Activities in the FX market last week were largely in sync with what transpired in the previous week. The naira/dollar exchange rate was stable at all segments of the market, with the CBN official rate and interbank rate flat at N197/$1 and N199.10/$1, respectively. The stability however remains contrived – attributable to administrative measures of the CBN at the official and interbank windows – as FX demand/supply mismatch remains evident.
Despite the N113.7 billion mopped up by the CBN from the financial system via an issuance of OMO bills on Monday – before banks submitted bids on Tuesday ahead of a CBN FX Intervention Auction – demand was still high as financial system liquidity fell by over N500 billion after banks submitted bids for the FX auction.
Against the scarcity of FX and the restrictions in the official and interbank segments, the spread between the interbank and the BDC/parallel segments of the FX markets has stayed high (N105.90 – N106.00) as the currency traded within a band of N305/$1 and N306/$1 at the BDC and parallel markets last week.
In the T-bills market, some sell pressures were observed in short- term maturities on Monday due to the OMO bills auctioned by the CBN, pushing average rate across tenors marginally higher to 6.1 percent.
However, due to tighter liquidity in the financial system, rates spiked up to an average of 6.5 percent by Wednesday.

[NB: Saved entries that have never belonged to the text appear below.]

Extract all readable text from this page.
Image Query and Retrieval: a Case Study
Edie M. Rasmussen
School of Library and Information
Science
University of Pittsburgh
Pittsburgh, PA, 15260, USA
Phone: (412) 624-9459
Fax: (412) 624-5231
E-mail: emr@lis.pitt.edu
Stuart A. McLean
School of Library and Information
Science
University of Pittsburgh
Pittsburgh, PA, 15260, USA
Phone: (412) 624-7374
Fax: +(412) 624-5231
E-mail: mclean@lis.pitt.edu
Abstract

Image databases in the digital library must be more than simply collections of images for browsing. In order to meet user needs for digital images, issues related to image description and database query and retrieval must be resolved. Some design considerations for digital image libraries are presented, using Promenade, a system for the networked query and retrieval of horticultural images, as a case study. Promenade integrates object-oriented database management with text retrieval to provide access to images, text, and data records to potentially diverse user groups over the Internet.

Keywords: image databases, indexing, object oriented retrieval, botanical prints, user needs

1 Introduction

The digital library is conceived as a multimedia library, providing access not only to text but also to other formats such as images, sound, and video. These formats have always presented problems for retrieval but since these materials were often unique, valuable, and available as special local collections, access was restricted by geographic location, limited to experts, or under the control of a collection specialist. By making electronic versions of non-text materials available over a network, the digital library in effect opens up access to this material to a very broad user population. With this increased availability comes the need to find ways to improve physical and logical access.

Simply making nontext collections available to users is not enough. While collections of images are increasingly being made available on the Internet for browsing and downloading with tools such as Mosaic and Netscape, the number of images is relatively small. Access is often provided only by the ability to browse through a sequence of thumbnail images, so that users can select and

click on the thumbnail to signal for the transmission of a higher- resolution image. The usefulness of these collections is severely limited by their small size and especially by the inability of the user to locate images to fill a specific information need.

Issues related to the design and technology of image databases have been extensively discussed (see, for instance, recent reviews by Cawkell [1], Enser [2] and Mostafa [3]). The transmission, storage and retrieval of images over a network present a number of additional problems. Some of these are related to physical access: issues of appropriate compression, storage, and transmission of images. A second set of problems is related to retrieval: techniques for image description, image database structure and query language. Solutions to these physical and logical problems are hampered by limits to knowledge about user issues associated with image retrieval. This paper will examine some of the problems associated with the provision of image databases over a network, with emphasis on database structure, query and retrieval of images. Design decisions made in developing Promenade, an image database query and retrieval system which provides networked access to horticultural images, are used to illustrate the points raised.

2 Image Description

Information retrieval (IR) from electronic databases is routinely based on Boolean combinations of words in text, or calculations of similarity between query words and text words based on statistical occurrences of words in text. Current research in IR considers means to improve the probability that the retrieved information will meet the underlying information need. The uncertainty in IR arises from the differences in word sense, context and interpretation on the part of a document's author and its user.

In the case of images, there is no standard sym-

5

There was a T-bills auction of N242.5 billion on Wednesday, more than N192.2 billion that matured on Thursday. The T-bills auctioned were the 91-days, 182-days and 364-days tenors and were issued at stop rates of 5 percent, 8 percent and 9.5 percent, respectively.
Consequently, rates stayed high until Friday when refunds were made for unfulfilled bids at the currency auction, with average rates across tenors closing at 6.3 percent, up 36bps W-o-W.